Um plano de promoção e salário deve ser
pensado e concretizado para estes funcionários,
juntamente com os meia-colheres.
• IDADE AVANÇADA
Assim como os engenheiros, o peão de obra
com mais de 50 anos trabalha e produz
mais que a molecada, além de errar menos
e ser menos problemático.
Alguns apenas falam um pouco mais do que
deveriam.
• JUSTA CAUSA (DEMISSÃO)
Lei criada na Inquisição que consiste
em penalizar o assalariado que comete
uma falta considerada grave com a supressão
de seus direitos trabalhistas. Na época
foi tida como mais justa que fazer do
desinfeliz alimento para os leões. Com
a escravidão a lei foi abrandada já que,
embora também não se pagasse salários,
estes eram substituídos pelo fornecimento
de casa, comida, roupa e plano de saúde,
ou seja, um exagero para os dias atuais.
A lei perdeu, pois, o sentido prático,
e como os leões também caíram de moda
para resolver estas pendengas, o preferível
mesmo é ignorá-la.
• LIDERANÇA
Ser líder é principalmente ser bom. Em
segundo plano ser justo ou sábio. Hitler
e Salomão, se é que não maculamos o nome
deste com a má companhia, não seriam grandes
tocadores de obra. Os carrascos, que se
julgam um sucesso, por não enxergarem
a realidade da obra e pela falta de empatia,
angariam nojo e revolta, os opostos da
produtividade.
• MÃO DE OBRA LOCAL
Caso você esteja adotando troca de turno,
ou trabalho em horários extraordinários,
dê preferência à mão de obra local, para
reduzir complicações de logística. Caso
sua obra não adote troca de turno ou horas
extraordinárias, dê preferência ainda
à mão de obra local, para redução de custos
com deslocamentos, alojamentos, e outros.
• MÃO DE OBRA TEMPORÁRIA
Fala-se demais sobre a inviabilidade em
se contratar mão de obra temporária sob
alegação que o funcionário que não pertence
ao quadro efetivo da Empresa é mais propenso
a desordens, ou menos afeito ao trabalho.

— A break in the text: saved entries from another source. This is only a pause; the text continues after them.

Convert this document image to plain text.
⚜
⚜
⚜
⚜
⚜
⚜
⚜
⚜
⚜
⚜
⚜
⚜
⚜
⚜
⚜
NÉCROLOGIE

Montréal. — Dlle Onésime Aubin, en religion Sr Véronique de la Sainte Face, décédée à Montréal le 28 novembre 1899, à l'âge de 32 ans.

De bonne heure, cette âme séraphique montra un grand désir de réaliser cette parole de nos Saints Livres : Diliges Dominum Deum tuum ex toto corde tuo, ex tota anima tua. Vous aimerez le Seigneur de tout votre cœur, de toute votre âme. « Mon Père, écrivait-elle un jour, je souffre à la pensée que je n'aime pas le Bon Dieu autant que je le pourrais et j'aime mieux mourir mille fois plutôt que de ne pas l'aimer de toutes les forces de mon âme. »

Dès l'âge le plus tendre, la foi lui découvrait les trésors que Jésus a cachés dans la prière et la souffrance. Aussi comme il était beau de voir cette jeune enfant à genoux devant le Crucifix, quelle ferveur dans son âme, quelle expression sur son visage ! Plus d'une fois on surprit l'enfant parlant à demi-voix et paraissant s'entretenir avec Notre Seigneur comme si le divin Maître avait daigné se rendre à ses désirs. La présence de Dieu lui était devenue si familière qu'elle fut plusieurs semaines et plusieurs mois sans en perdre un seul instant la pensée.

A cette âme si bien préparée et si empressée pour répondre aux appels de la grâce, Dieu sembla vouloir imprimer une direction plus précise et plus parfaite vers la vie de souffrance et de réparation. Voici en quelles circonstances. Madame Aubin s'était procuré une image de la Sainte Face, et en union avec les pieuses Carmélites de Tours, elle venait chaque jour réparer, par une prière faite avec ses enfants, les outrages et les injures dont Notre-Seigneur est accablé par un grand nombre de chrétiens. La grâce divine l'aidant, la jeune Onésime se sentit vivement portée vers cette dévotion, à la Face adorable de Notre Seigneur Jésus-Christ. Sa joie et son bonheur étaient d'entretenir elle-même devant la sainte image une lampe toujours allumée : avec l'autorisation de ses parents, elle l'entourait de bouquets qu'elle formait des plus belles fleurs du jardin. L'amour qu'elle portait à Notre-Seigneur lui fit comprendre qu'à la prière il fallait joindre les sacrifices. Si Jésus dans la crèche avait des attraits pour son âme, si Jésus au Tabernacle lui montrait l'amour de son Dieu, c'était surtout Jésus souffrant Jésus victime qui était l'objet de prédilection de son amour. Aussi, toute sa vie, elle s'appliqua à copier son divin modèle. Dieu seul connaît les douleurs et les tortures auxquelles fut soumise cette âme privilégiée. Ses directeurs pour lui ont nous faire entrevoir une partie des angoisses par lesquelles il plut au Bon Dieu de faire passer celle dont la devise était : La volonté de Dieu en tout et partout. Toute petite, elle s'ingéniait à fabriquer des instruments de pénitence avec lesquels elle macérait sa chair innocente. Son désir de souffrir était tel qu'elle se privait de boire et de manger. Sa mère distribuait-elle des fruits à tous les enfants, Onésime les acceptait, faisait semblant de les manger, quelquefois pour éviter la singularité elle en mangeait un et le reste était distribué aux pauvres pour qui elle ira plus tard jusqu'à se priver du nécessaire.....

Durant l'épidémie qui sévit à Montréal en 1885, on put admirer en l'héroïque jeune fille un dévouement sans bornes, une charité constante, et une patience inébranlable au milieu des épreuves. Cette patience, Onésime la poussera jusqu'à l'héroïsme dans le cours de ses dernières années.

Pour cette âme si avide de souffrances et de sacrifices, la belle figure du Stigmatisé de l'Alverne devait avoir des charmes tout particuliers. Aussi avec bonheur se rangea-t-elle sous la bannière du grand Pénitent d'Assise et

Realmente isto assim acontece, porém só
em obras desorganizadas, onde quanto mais
gente, terceirizada ou não, menor é a
produção.
• MEIA-COLHER
Trata-se do Ajudante de Pedreiro, com
pouca experiência, como já foi o caso
de nós todos, que aspira tornar-se Oficial
Pedreiro. Com pouco tempo de obra alguns
já estarão produzindo tanto quanto os
oficiais, embora com menor salário, e
não poderão ficar de fora de seu plano
de promoção referido acima. Para poder
participar do plano, entretanto, deverão
ser-lhes estabelecidas condições quanto
ao desperdício de materiais e mão de obra.
Não basta executar bem, é necessário errar
pouco. (V. tb. CACHIMBO).
• TAREFAS
A adoção de tarefas durante longos períodos
faz com que o operário, evidentemente,
se acomode com elas. As tarefas, outrossim,
parecem prestar-se mais é para a chefia
sentir-se poderosa, distribuindo-as a
torto e a direito. Depois de algum tempo
a obra só irá trabalhar mediante uma tarefa
prometida e alguns a exigirão até para
ir beber água.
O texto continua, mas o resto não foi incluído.